Supporting the bill, the PCG said in its memorandum, dated October 7, 2021, that the basis of its position was two-fold, namely, the preservation of Christian ideals and values and the fulfilment of the provisions of the 1992 Constitution.

“As the oldest continuously existing Christian denomination in Ghana, we deem it an obligation to support and promote any and everything that promotes Christian values and we stand up against any and everything that threatens Christian ideals and values.

“We find the activities of LGBTQI+ persons and their advocates not only a threat to Christian ideals and values but also inimical to the very existence of the human race,” the memorandum, signed by the Clerk of the General Assembly of the PCG, Rev.

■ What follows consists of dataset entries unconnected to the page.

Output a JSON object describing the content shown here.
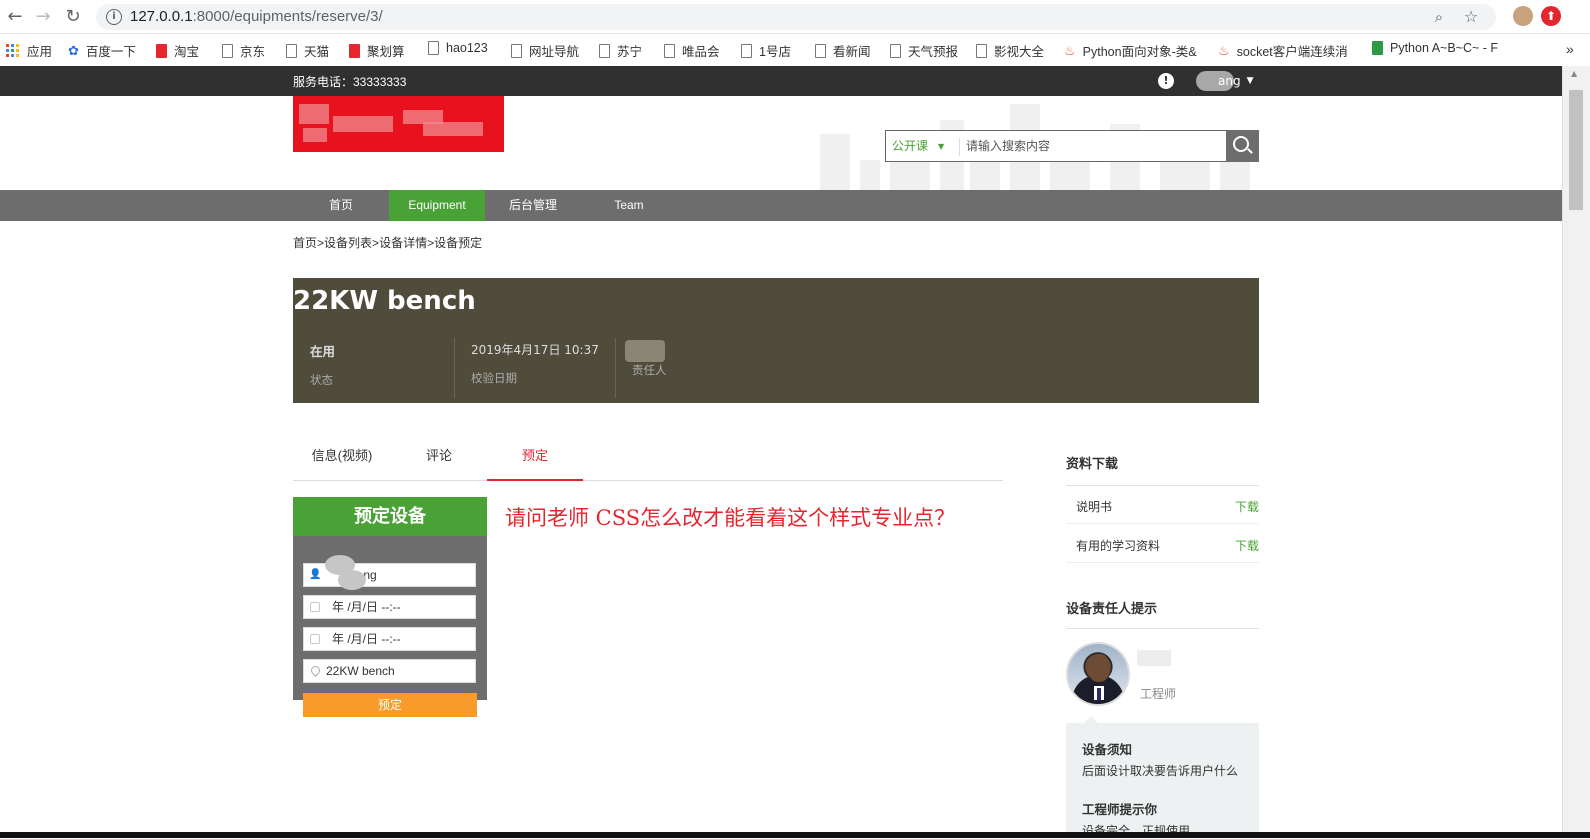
{
  "browser": {
    "url_host": "127.0.0.1",
    "url_path": ":8000/equipments/reserve/3/",
    "bookmarks": [
      {
        "label": "应用"
      },
      {
        "label": "百度一下"
      },
      {
        "label": "淘宝"
      },
      {
        "label": "京东"
      },
      {
        "label": "天猫"
      },
      {
        "label": "聚划算"
      },
      {
        "label": "hao123"
      },
      {
        "label": "网址导航"
      },
      {
        "label": "苏宁"
      },
      {
        "label": "唯品会"
      },
      {
        "label": "1号店"
      },
      {
        "label": "看新闻"
      },
      {
        "label": "天气预报"
      },
      {
        "label": "影视大全"
      },
      {
        "label": "Python面向对象-类&"
      },
      {
        "label": "socket客户端连续消"
      },
      {
        "label": "Python A~B~C~ - F"
      }
    ]
  },
  "topbar": {
    "service_phone": "服务电话：33333333",
    "user_suffix": "ang"
  },
  "search": {
    "category": "公开课",
    "placeholder": "请输入搜索内容"
  },
  "nav": {
    "items": [
      {
        "label": "首页"
      },
      {
        "label": "Equipment"
      },
      {
        "label": "后台管理"
      },
      {
        "label": "Team"
      }
    ]
  },
  "breadcrumb": {
    "items": [
      "首页",
      "设备列表",
      "设备详情",
      "设备预定"
    ],
    "sep": ">"
  },
  "equipment": {
    "name": "22KW bench",
    "status_value": "在用",
    "status_label": "状态",
    "calib_value": "2019年4月17日 10:37",
    "calib_label": "校验日期",
    "owner_label": "责任人"
  },
  "tabs": {
    "items": [
      {
        "label": "信息(视频)"
      },
      {
        "label": "评论"
      },
      {
        "label": "预定"
      }
    ]
  },
  "reserve_form": {
    "title": "预定设备",
    "user_value": "iang",
    "start_value": "年 /月/日 --:--",
    "end_value": "年 /月/日 --:--",
    "equipment_value": "22KW bench",
    "submit_label": "预定"
  },
  "question": "请问老师  CSS怎么改才能看着这个样式专业点？",
  "sidebar": {
    "downloads_title": "资料下载",
    "downloads": [
      {
        "name": "说明书",
        "action": "下载"
      },
      {
        "name": "有用的学习资料",
        "action": "下载"
      }
    ],
    "owner_title": "设备责任人提示",
    "engineer_role": "工程师",
    "tips": [
      {
        "heading": "设备须知",
        "text": "后面设计取决要告诉用户什么"
      },
      {
        "heading": "工程师提示你",
        "text": "设备完全，正规使用"
      }
    ]
  },
  "colors": {
    "green": "#4aa136",
    "red": "#e4262f",
    "orange": "#f99b2b",
    "hero": "#504c3c",
    "nav": "#6d6d6d"
  }
}
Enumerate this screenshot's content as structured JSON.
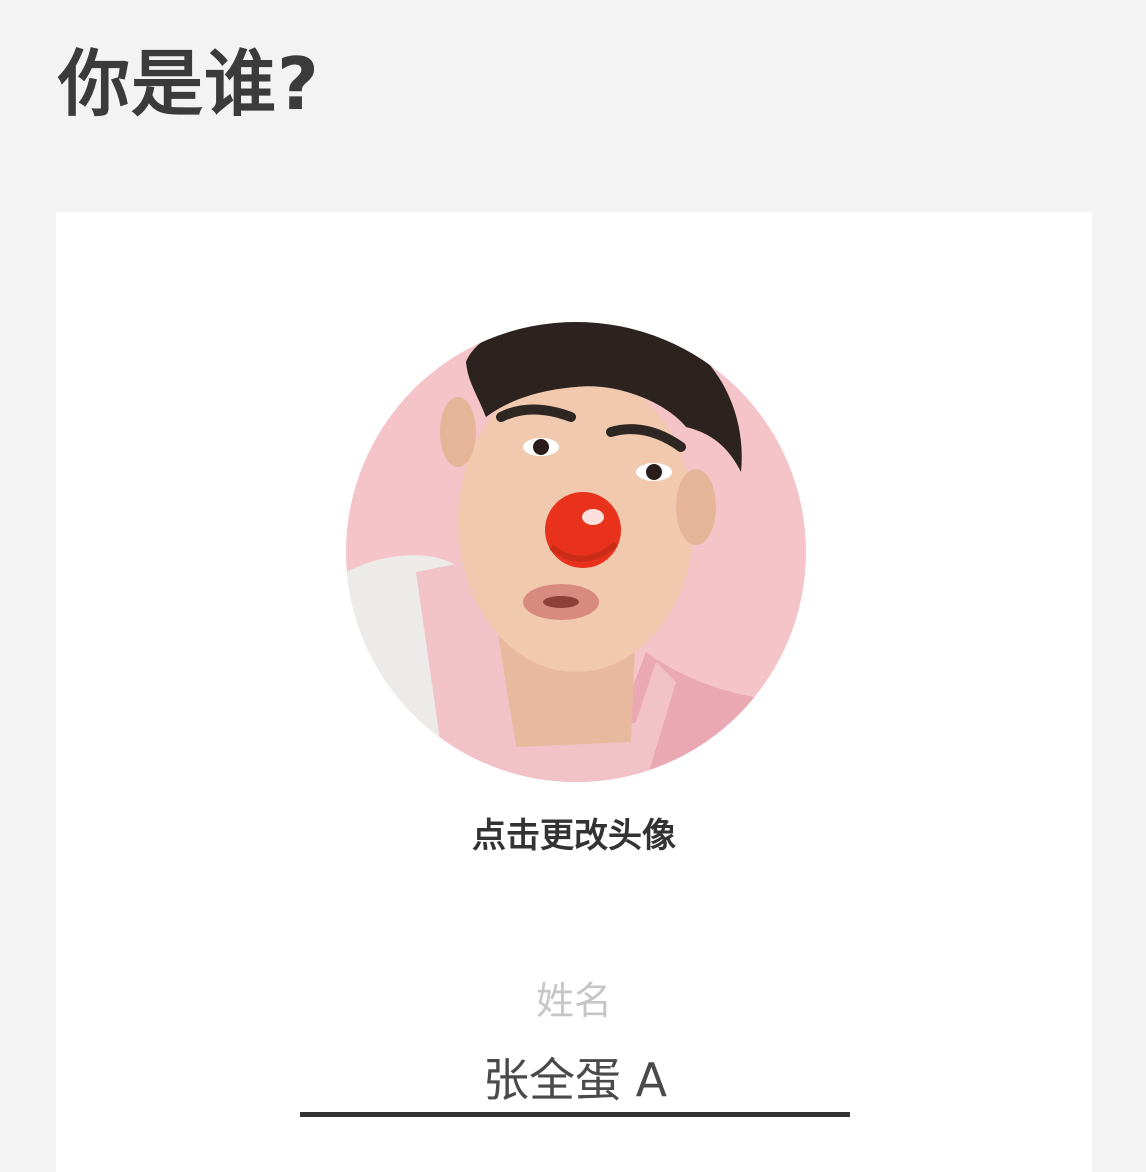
{
  "page": {
    "title": "你是谁?"
  },
  "profile": {
    "avatar_caption": "点击更改头像",
    "name_label": "姓名",
    "name_value": "张全蛋 A"
  },
  "colors": {
    "background": "#f3f3f3",
    "card": "#ffffff",
    "title_text": "#3b3b3b",
    "label_text": "#c6c6c6",
    "input_underline": "#333333",
    "avatar_background": "#f4c4c9",
    "clown_nose": "#e8321c"
  }
}
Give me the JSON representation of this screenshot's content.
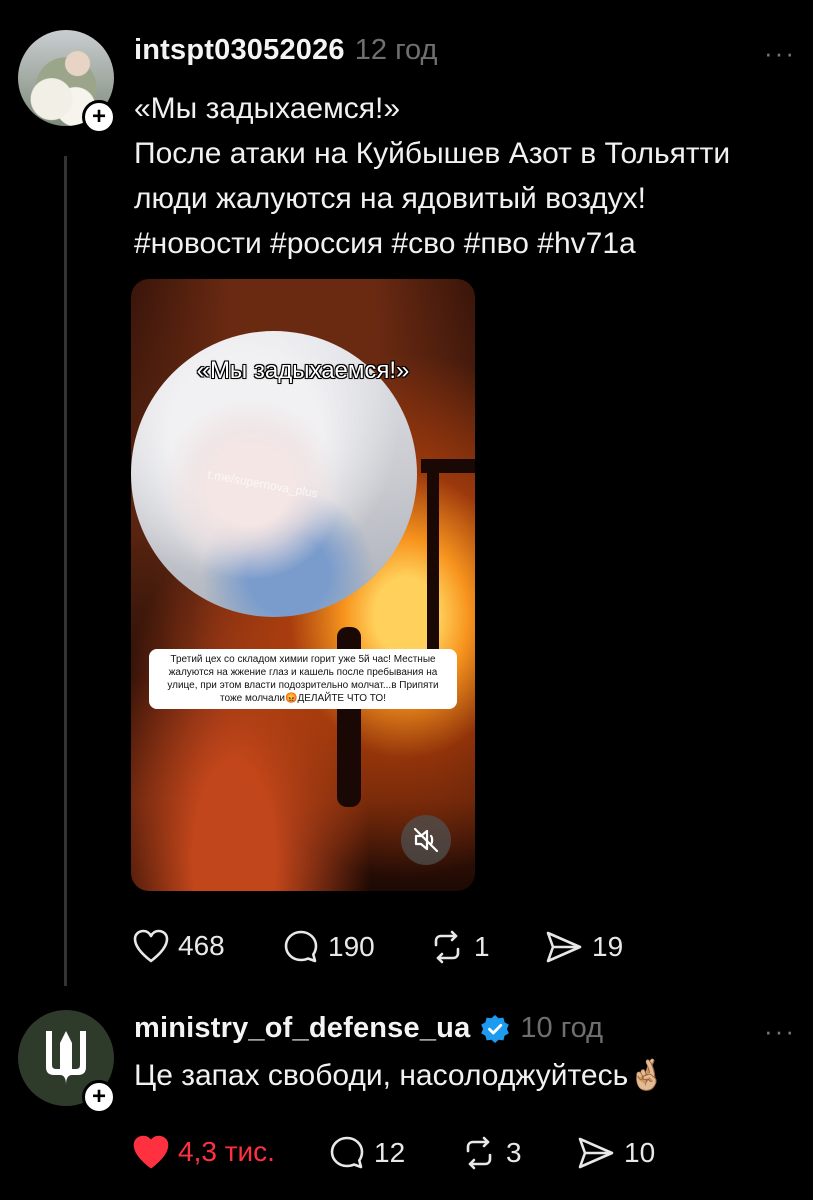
{
  "post": {
    "username": "intspt03052026",
    "time": "12 год",
    "more": "···",
    "text_lines": [
      "«Мы задыхаемся!»",
      "После атаки на Куйбышев Азот в Тольятти",
      "люди жалуются на ядовитый воздух!",
      "#новости #россия #сво #пво #hv71a"
    ],
    "video": {
      "title": "«Мы задыхаемся!»",
      "watermark": "t.me/supernova_plus",
      "caption": "Третий цех со складом химии горит уже 5й час! Местные жалуются на жжение глаз и кашель после пребывания на улице, при этом власти подозрительно молчат...в Припяти тоже молчали😡ДЕЛАЙТЕ ЧТО ТО!",
      "muted_icon": "speaker-muted-icon"
    },
    "actions": {
      "likes": "468",
      "comments": "190",
      "reposts": "1",
      "shares": "19"
    }
  },
  "reply": {
    "username": "ministry_of_defense_ua",
    "verified": true,
    "time": "10 год",
    "more": "···",
    "text": "Це запах свободи, насолоджуйтесь🤞🏼",
    "actions": {
      "likes": "4,3 тис.",
      "comments": "12",
      "reposts": "3",
      "shares": "10"
    }
  },
  "colors": {
    "background": "#000000",
    "like_active": "#ff3040",
    "verified": "#1d9bf0",
    "muted_text": "#6f6f6f"
  }
}
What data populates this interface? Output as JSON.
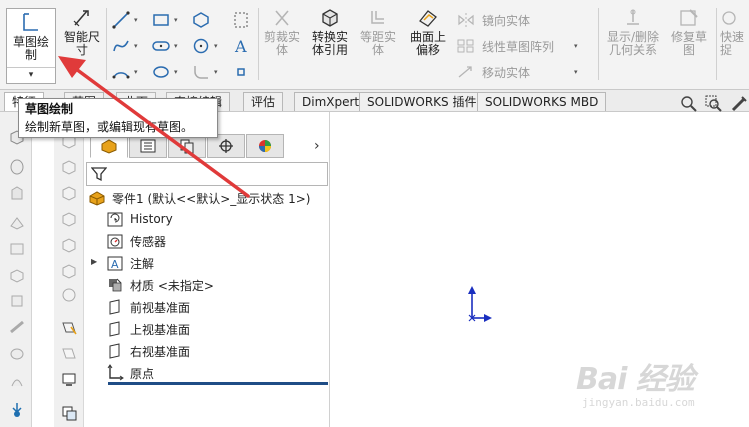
{
  "ribbon": {
    "sketch_label": "草图绘\n制",
    "smart_dim_label": "智能尺\n寸",
    "trim_label": "剪裁实\n体",
    "convert_label": "转换实\n体引用",
    "offset_label": "等距实\n体",
    "surface_offset_label": "曲面上\n偏移",
    "mirror_label": "镜向实体",
    "linear_pattern_label": "线性草图阵列",
    "move_label": "移动实体",
    "show_delete_label": "显示/删除\n几何关系",
    "repair_label": "修复草\n图",
    "quick_label": "快速\n捉",
    "dropdown_glyph": "▾"
  },
  "tabs": [
    {
      "label": "特征"
    },
    {
      "label": "草图"
    },
    {
      "label": "曲面"
    },
    {
      "label": "直接编辑"
    },
    {
      "label": "评估"
    },
    {
      "label": "DimXpert"
    },
    {
      "label": "SOLIDWORKS 插件"
    },
    {
      "label": "SOLIDWORKS MBD"
    }
  ],
  "tooltip": {
    "title": "草图绘制",
    "description": "绘制新草图，或编辑现有草图。"
  },
  "tree": {
    "root": "零件1 (默认<<默认>_显示状态 1>)",
    "items": [
      {
        "label": "History"
      },
      {
        "label": "传感器"
      },
      {
        "label": "注解"
      },
      {
        "label": "材质 <未指定>"
      },
      {
        "label": "前视基准面"
      },
      {
        "label": "上视基准面"
      },
      {
        "label": "右视基准面"
      },
      {
        "label": "原点"
      }
    ]
  },
  "panel": {
    "chevron": "›"
  },
  "watermark": {
    "main": "Bai 经验",
    "sub": "jingyan.baidu.com"
  },
  "colors": {
    "accent": "#1f4d86",
    "arrow": "#e03a3a",
    "triad": "#1a2fbf",
    "icon_orange": "#e8a21a"
  }
}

Dr G. Nii Noi Odonkor, said.


The PCG said to allow the activities of the LGBTQI+ to fester was to put the natural existence of the human race in danger.

According to the church, the bill actualised the intent of the framers of the 1992 Constitution.

“It is the considered opinion of the PCG that any offence committed under the bill should attract an equivalent jail term of less than three years,” it said.

Again, the church said due to the nature of LGBTQI+ issues and foreign diplomatic arrangements, specific reference should be made to how foreign diplomats would be dealt with under the law.

COMOG’s input

Thursday, COMOG presented a 10-page document to Parliament, which endorsed the bill in its entirety.

The President of COMOG, Hajj Abdel Manan Abdel Rahman, reiterated the coalition’s abhorrence for gayism and lesbianism in the country.

“Already, we had representation in the drafting of the bill. So, there is not an iota of the bill we will want out. Every aspect of the bill is deemed fit and good by us and so we support every aspect of it,” he said.

He assured Parliament that the coalition would continue with the fight against LGBTQI+ to protect the sanity and sanctity of the country.

Addressing a press conference shortly before the presentation of the document, the Spokesperson for COMOG, Mr Prince Musah Zakaria, said LGBTQI+ was a lifestyle choice and not a right.

Alluding to the Qur’an, he said Islam, by its existence, meant to do whatever Allah ordained for humanity.

Reacting to some concerns raised by a group of 18 Ghanaians who had kicked against the bill, Mr Zakaria questioned their morality and sanity.